Song by Cannibal Corpse

from the album The Bleeding
- Released: 1994
- Studio: Morrisound Recording
- Genre: Death metal
- Length: 3:30
- Label: Metal Blade Records
- Composer: Cannibal Corpse
- Lyricist: Chris Barnes
- Producer: Scott Burns

= Staring Through the Eyes of the Dead =

"Staring Through the Eyes of the Dead" is a song by American death metal band Cannibal Corpse, released in 1994 as the opening track from their fourth studio album The Bleeding. It is considered one of the band's classic tracks, and is a staple of their live sets.

== Composition and lyrics ==
The song is considered to be more mature and structured than the songs on Tomb of the Mutilated. Greg Pratt of Decibel said the song "established that this album was going to be just as brutal as the band’s first three but that something is different: there’s a bit of breathing room, there’s a touch of maturity (the good kind), there’s a sense of... song. Song? Song!" The song's bridge features a prominent bass guitar groove.
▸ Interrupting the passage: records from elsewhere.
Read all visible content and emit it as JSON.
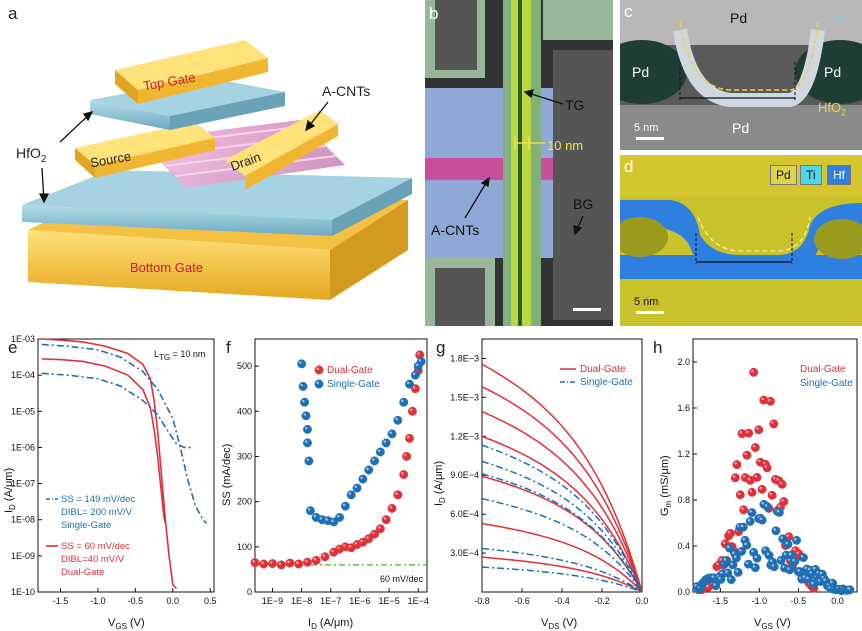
{
  "panel_letters": {
    "a": "a",
    "b": "b",
    "c": "c",
    "d": "d",
    "e": "e",
    "f": "f",
    "g": "g",
    "h": "h"
  },
  "panel_a": {
    "top_gate": "Top Gate",
    "source": "Source",
    "drain": "Drain",
    "bottom_gate": "Bottom Gate",
    "acnts": "A-CNTs",
    "hfo2_main": "HfO",
    "hfo2_sub": "2"
  },
  "panel_b": {
    "tg": "TG",
    "gap": "10 nm",
    "acnts": "A-CNTs",
    "bg": "BG"
  },
  "panel_c": {
    "pd_top": "Pd",
    "pd_left": "Pd",
    "pd_right": "Pd",
    "pd_bottom": "Pd",
    "ti": "Ti",
    "hfo2_main": "HfO",
    "hfo2_sub": "2",
    "scale": "5 nm"
  },
  "panel_d": {
    "legend_pd": "Pd",
    "legend_ti": "Ti",
    "legend_hf": "Hf",
    "scale": "5 nm"
  },
  "colors": {
    "red": "#e0303a",
    "blue": "#1f6fb5",
    "green": "#5fc24a",
    "gate_yellow": "#f5c63a",
    "hfo2_blue": "#8ec4d8"
  },
  "chart_data": [
    {
      "id": "e",
      "type": "line",
      "xlabel_main": "V",
      "xlabel_sub": "GS",
      "xlabel_unit": " (V)",
      "ylabel_main": "I",
      "ylabel_sub": "D",
      "ylabel_unit": " (A/μm)",
      "xlim": [
        -1.8,
        0.55
      ],
      "ylog": true,
      "ylim_exp": [
        -10,
        -3
      ],
      "xticks": [
        -1.5,
        -1.0,
        -0.5,
        0.0,
        0.5
      ],
      "xtick_labels": [
        "-1.5",
        "-1.0",
        "-0.5",
        "0.0",
        "0.5"
      ],
      "ytick_exp": [
        -10,
        -9,
        -8,
        -7,
        -6,
        -5,
        -4,
        -3
      ],
      "ytick_labels": [
        "1E-10",
        "1E-09",
        "1E-08",
        "1E-07",
        "1E-06",
        "1E-05",
        "1E-04",
        "1E-03"
      ],
      "annot_ltg_main": "L",
      "annot_ltg_sub": "TG",
      "annot_ltg_rest": " = 10 nm",
      "single_text": [
        "SS = 149 mV/dec",
        "DIBL= 200 mV/V",
        "Single-Gate"
      ],
      "dual_text": [
        "SS = 60 mV/dec",
        "DIBL=40 mV/V",
        "Dual-Gate"
      ],
      "series": [
        {
          "name": "Dual-Gate high VDS",
          "style": "solid",
          "color": "#e0303a",
          "x": [
            -1.75,
            -1.5,
            -1.2,
            -0.9,
            -0.6,
            -0.4,
            -0.3,
            -0.25,
            -0.2,
            -0.15,
            -0.1,
            -0.05,
            0.0,
            0.05
          ],
          "log10y": [
            -3.0,
            -3.03,
            -3.08,
            -3.2,
            -3.4,
            -3.7,
            -4.1,
            -4.7,
            -5.6,
            -6.8,
            -8.0,
            -9.0,
            -9.8,
            -9.9
          ]
        },
        {
          "name": "Dual-Gate low VDS",
          "style": "solid",
          "color": "#e0303a",
          "x": [
            -1.75,
            -1.5,
            -1.2,
            -0.9,
            -0.6,
            -0.4,
            -0.3,
            -0.25,
            -0.2,
            -0.15,
            -0.12,
            -0.1
          ],
          "log10y": [
            -3.55,
            -3.57,
            -3.62,
            -3.75,
            -4.0,
            -4.4,
            -4.9,
            -5.5,
            -6.3,
            -7.3,
            -7.9,
            -8.1
          ]
        },
        {
          "name": "Single-Gate high VDS",
          "style": "dashdot",
          "color": "#1f6fb5",
          "x": [
            -1.75,
            -1.4,
            -1.0,
            -0.7,
            -0.4,
            -0.2,
            0.0,
            0.1,
            0.2,
            0.3,
            0.4,
            0.45
          ],
          "log10y": [
            -3.15,
            -3.2,
            -3.3,
            -3.5,
            -3.9,
            -4.4,
            -5.2,
            -6.0,
            -6.9,
            -7.6,
            -8.0,
            -8.1
          ]
        },
        {
          "name": "Single-Gate low VDS",
          "style": "dashdot",
          "color": "#1f6fb5",
          "x": [
            -1.75,
            -1.4,
            -1.0,
            -0.7,
            -0.4,
            -0.2,
            -0.05,
            0.05,
            0.15,
            0.22,
            0.28
          ],
          "log10y": [
            -3.95,
            -4.0,
            -4.1,
            -4.3,
            -4.7,
            -5.1,
            -5.6,
            -5.9,
            -6.0,
            -6.0,
            -6.0
          ]
        }
      ]
    },
    {
      "id": "f",
      "type": "scatter",
      "xlabel_main": "I",
      "xlabel_sub": "D",
      "xlabel_unit": "  (A/μm)",
      "ylabel": "SS (mA/dec)",
      "xlog": true,
      "xlim_exp": [
        -9.6,
        -3.7
      ],
      "ylim": [
        0,
        560
      ],
      "xtick_exp": [
        -9,
        -8,
        -7,
        -6,
        -5,
        -4
      ],
      "xtick_labels": [
        "1E−9",
        "1E−8",
        "1E−7",
        "1E−6",
        "1E−5",
        "1E−4"
      ],
      "yticks": [
        0,
        100,
        200,
        300,
        400,
        500
      ],
      "ytick_labels": [
        "0",
        "100",
        "200",
        "300",
        "400",
        "500"
      ],
      "ref_line_value": 60,
      "ref_line_label": "60 mV/dec",
      "legend": [
        "Dual-Gate",
        "Single-Gate"
      ],
      "series": [
        {
          "name": "Dual-Gate",
          "color": "#e0303a",
          "log10x": [
            -9.6,
            -9.3,
            -9.0,
            -8.7,
            -8.4,
            -8.1,
            -7.8,
            -7.5,
            -7.2,
            -6.9,
            -6.7,
            -6.5,
            -6.3,
            -6.1,
            -5.9,
            -5.7,
            -5.5,
            -5.3,
            -5.1,
            -4.9,
            -4.7,
            -4.5,
            -4.4,
            -4.3,
            -4.2,
            -4.1,
            -4.0,
            -3.95
          ],
          "y": [
            65,
            62,
            63,
            60,
            64,
            62,
            66,
            70,
            78,
            88,
            95,
            100,
            98,
            105,
            110,
            118,
            128,
            140,
            160,
            185,
            215,
            260,
            300,
            340,
            400,
            450,
            490,
            525
          ]
        },
        {
          "name": "Single-Gate",
          "color": "#1f6fb5",
          "log10x": [
            -8.0,
            -7.95,
            -7.9,
            -7.85,
            -7.8,
            -7.8,
            -7.75,
            -7.7,
            -7.5,
            -7.3,
            -7.1,
            -6.9,
            -6.7,
            -6.5,
            -6.3,
            -6.1,
            -5.9,
            -5.7,
            -5.5,
            -5.3,
            -5.1,
            -4.9,
            -4.7,
            -4.5,
            -4.3,
            -4.1,
            -4.0,
            -3.9
          ],
          "y": [
            505,
            455,
            420,
            390,
            360,
            330,
            290,
            180,
            165,
            160,
            158,
            155,
            165,
            190,
            215,
            230,
            250,
            270,
            290,
            310,
            330,
            350,
            380,
            420,
            460,
            480,
            500,
            510
          ]
        }
      ]
    },
    {
      "id": "g",
      "type": "line",
      "xlabel_main": "V",
      "xlabel_sub": "DS",
      "xlabel_unit": " (V)",
      "ylabel_main": "I",
      "ylabel_sub": "D",
      "ylabel_unit": " (A/μm)",
      "xlim": [
        -0.8,
        0.0
      ],
      "ylim": [
        0,
        0.00195
      ],
      "xticks": [
        -0.8,
        -0.6,
        -0.4,
        -0.2,
        0.0
      ],
      "xtick_labels": [
        "-0.8",
        "-0.6",
        "-0.4",
        "-0.2",
        "0.0"
      ],
      "yticks": [
        0.0003,
        0.0006,
        0.0009,
        0.0012,
        0.0015,
        0.0018
      ],
      "ytick_labels": [
        "3.0E−4",
        "6.0E−4",
        "9.0E−4",
        "1.2E−3",
        "1.5E−3",
        "1.8E−3"
      ],
      "legend": [
        "Dual-Gate",
        "Single-Gate"
      ],
      "dual_sat": [
        0.00183,
        0.00165,
        0.00145,
        0.00125,
        0.00093,
        0.00055,
        0.00028
      ],
      "single_sat": [
        0.00118,
        0.00105,
        0.00095,
        0.00075,
        0.00035,
        0.0002
      ]
    },
    {
      "id": "h",
      "type": "scatter",
      "xlabel_main": "V",
      "xlabel_sub": "GS",
      "xlabel_unit": " (V)",
      "ylabel_main": "G",
      "ylabel_sub": "m",
      "ylabel_unit": " (mS/μm)",
      "xlim": [
        -1.85,
        0.25
      ],
      "ylim": [
        0,
        2.2
      ],
      "xticks": [
        -1.5,
        -1.0,
        -0.5,
        0.0
      ],
      "xtick_labels": [
        "-1.5",
        "-1.0",
        "-0.5",
        "0.0"
      ],
      "yticks": [
        0,
        0.4,
        0.8,
        1.2,
        1.6,
        2.0
      ],
      "ytick_labels": [
        "0.0",
        "0.4",
        "0.8",
        "1.2",
        "1.6",
        "2.0"
      ],
      "legend": [
        "Dual-Gate",
        "Single-Gate"
      ]
    }
  ]
}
Loudwire said the song is about "being a guy who’s alive but everybody thinks is dead. Like Abe Vigoda!"

== Music video ==
A music video was produced for the song, which was the first in the band's career. The video aired on MTV several times. The video was featured in an episode of Beavis and Butt-Head, where one of the protagonists gives the commentary: "If these guys practiced their instruments as much as they practiced shaking their hair around, they'd be, like, pretty good, probably."